Une instrumentalisation qui pour Ferry Djou, observateur de la scène politique que nous avons interrogé, aura fini par consacrer le vote ethnique.
«Le clivage politique est un peu fonction du clivage ethnique. Car, à l'observation, les choix politiques dépendent des affinités tribales. Du coup, un désaccord politique peut très vite dégénérer en conflit interethnique. Chacun essayant de soutenir ou de porter au pouvoir "son frère du village". Cela prouve suffisamment l'immaturité de notre démocratie et le très faible esprit républicain qui est le nôtre. Par contre, il n'est pas interdit de choisir un candidat de la même tribu que nous, mais le choix ne doit pas être guidé par le réflexe identitaire, mais l'idéologie ou la vision de ce candidat-là.»
«Vous avez ces derniers temps des citoyens ordinaires, des hommes politiques et même des personnalités qui se plaisent à diffuser la haine tribale sur les réseaux sociaux, très utilisés désormais au Cameroun.
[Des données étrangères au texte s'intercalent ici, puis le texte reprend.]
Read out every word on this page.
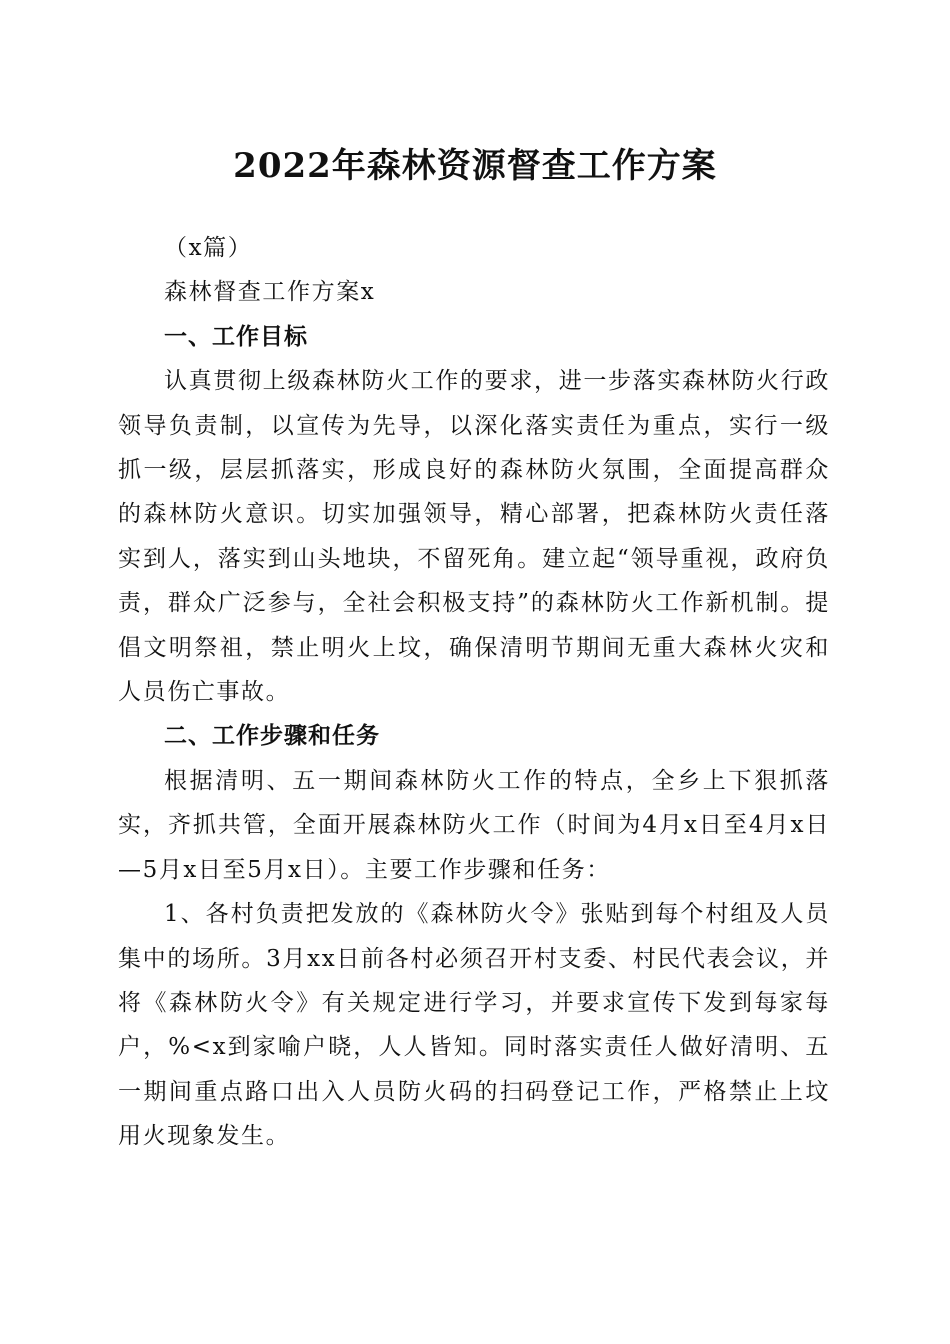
2022年森林资源督查工作方案

（x篇）

森林督查工作方案x

一、工作目标

认真贯彻上级森林防火工作的要求，进一步落实森林防火行政领导负责制，以宣传为先导，以深化落实责任为重点，实行一级抓一级，层层抓落实，形成良好的森林防火氛围，全面提高群众的森林防火意识。切实加强领导，精心部署，把森林防火责任落实到人，落实到山头地块，不留死角。建立起“领导重视，政府负责，群众广泛参与，全社会积极支持”的森林防火工作新机制。提倡文明祭祖，禁止明火上坟，确保清明节期间无重大森林火灾和人员伤亡事故。

二、工作步骤和任务

根据清明、五一期间森林防火工作的特点，全乡上下狠抓落实，齐抓共管，全面开展森林防火工作（时间为4月x日至4月x日—5月x日至5月x日）。主要工作步骤和任务：

1、各村负责把发放的《森林防火令》张贴到每个村组及人员集中的场所。3月xx日前各村必须召开村支委、村民代表会议，并将《森林防火令》有关规定进行学习，并要求宣传下发到每家每户，%<x到家喻户晓，人人皆知。同时落实责任人做好清明、五一期间重点路口出入人员防火码的扫码登记工作，严格禁止上坟用火现象发生。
Dans les supports médiatiques, des journalistes dressent l'opinion contre telle ou telle tribu. Ça nous rappelle le rôle de la Radio Mille collines que vous connaissez dans le génocide rwandais» renchérit Donald Brice Kamgang.
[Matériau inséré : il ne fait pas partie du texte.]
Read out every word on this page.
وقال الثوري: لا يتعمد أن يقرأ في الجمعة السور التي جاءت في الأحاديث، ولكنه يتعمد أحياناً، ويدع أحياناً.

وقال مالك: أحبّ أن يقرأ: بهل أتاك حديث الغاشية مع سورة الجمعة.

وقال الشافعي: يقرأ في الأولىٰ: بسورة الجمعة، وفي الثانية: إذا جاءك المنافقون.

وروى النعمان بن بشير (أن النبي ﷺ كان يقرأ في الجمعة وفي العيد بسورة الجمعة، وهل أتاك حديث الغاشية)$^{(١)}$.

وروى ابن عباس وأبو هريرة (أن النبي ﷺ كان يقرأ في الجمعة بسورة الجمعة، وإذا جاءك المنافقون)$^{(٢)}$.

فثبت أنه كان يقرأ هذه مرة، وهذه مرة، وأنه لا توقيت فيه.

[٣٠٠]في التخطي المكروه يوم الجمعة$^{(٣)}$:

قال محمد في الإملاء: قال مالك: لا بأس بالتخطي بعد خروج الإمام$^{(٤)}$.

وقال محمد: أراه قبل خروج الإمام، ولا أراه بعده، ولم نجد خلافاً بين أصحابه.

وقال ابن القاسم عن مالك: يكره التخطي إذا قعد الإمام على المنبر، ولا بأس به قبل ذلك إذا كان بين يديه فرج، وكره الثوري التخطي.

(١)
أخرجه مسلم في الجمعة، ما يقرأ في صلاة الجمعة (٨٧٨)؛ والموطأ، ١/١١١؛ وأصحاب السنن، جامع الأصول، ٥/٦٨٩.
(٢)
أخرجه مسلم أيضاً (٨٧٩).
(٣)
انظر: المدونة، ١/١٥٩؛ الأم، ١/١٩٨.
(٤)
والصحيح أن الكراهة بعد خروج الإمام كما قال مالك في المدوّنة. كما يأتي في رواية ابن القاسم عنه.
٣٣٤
Pour Dieudonné Essomba, économiste camerounais, le phénomène n'est pourtant pas nouveau, mais bénéficie aujourd'hui de nouvelles caisses de résonnance.
«Le discours tribal est récurrent au Cameroun depuis de longues années et il ne date pas d'aujourd'hui. On connaît la célèbre controverse des années 1980 sur l'ethnofascisme et le monofascisme, qui a opposé deux grandes figures intellectuelles du Cameroun, les Professeurs Mono Ndjana et Sindjoun Pokam.
La seule différence est que le débat était relativement élitiste et tous les auteurs étaient identifiables. L'apparition des réseaux sociaux a modifié la donne en démocratisant le débat et en l'ouvrant à des personnes anonymes qui peuvent émettre sans qu'on puisse les contrôler», précise-t-il à Sputnik France.
«Notre unité nationale reste assez fragile. Il faut pouvoir le dire. L'exacerbation des tensions communautaires pourrait être très nuisible à la stabilité sociale si elle persiste sur un certain temps. La crise séparatiste qui paralyse déjà deux régions du pays serait un facteur éventuellement aggravant. Cette escalade verbale dans la promotion du repli identitaire dans l'espace public virtuel si elle migre vers la vie réelle pourrait être dangereuse pour le pays», poursuit Donald Brice Kamgang.
Une escalade qui inquiète également Ferry Djou:
«Il faut craindre que les choses évoluent. Vous savez, la construction de la violence est graduelle. La violence au départ est symbolique, ensuite verbale ou digitale et de là on peut arriver à la violence physique. C'est étape par étape. Ceci étant, il vaut mieux tuer le mal à la racine.»
Dans le pays, alors qu'aucune mesure réelle ne semble être prise jusqu'ici pour calmer le jeu, beaucoup craignent pour la cohésion nationale.
«En réalité, on ne peut pas avoir de cohésion nationale quand les communautés sont en compétition sur les avantages de l'État. Au fur et à mesure que le temps passe, la compétition va s'intensifier et cela ne peut aboutir à rien de bon. D'ailleurs, à côté du tribalisme généralisé, nous avons le Sécessionnisme anglophone qui a entrepris de combattre l'État.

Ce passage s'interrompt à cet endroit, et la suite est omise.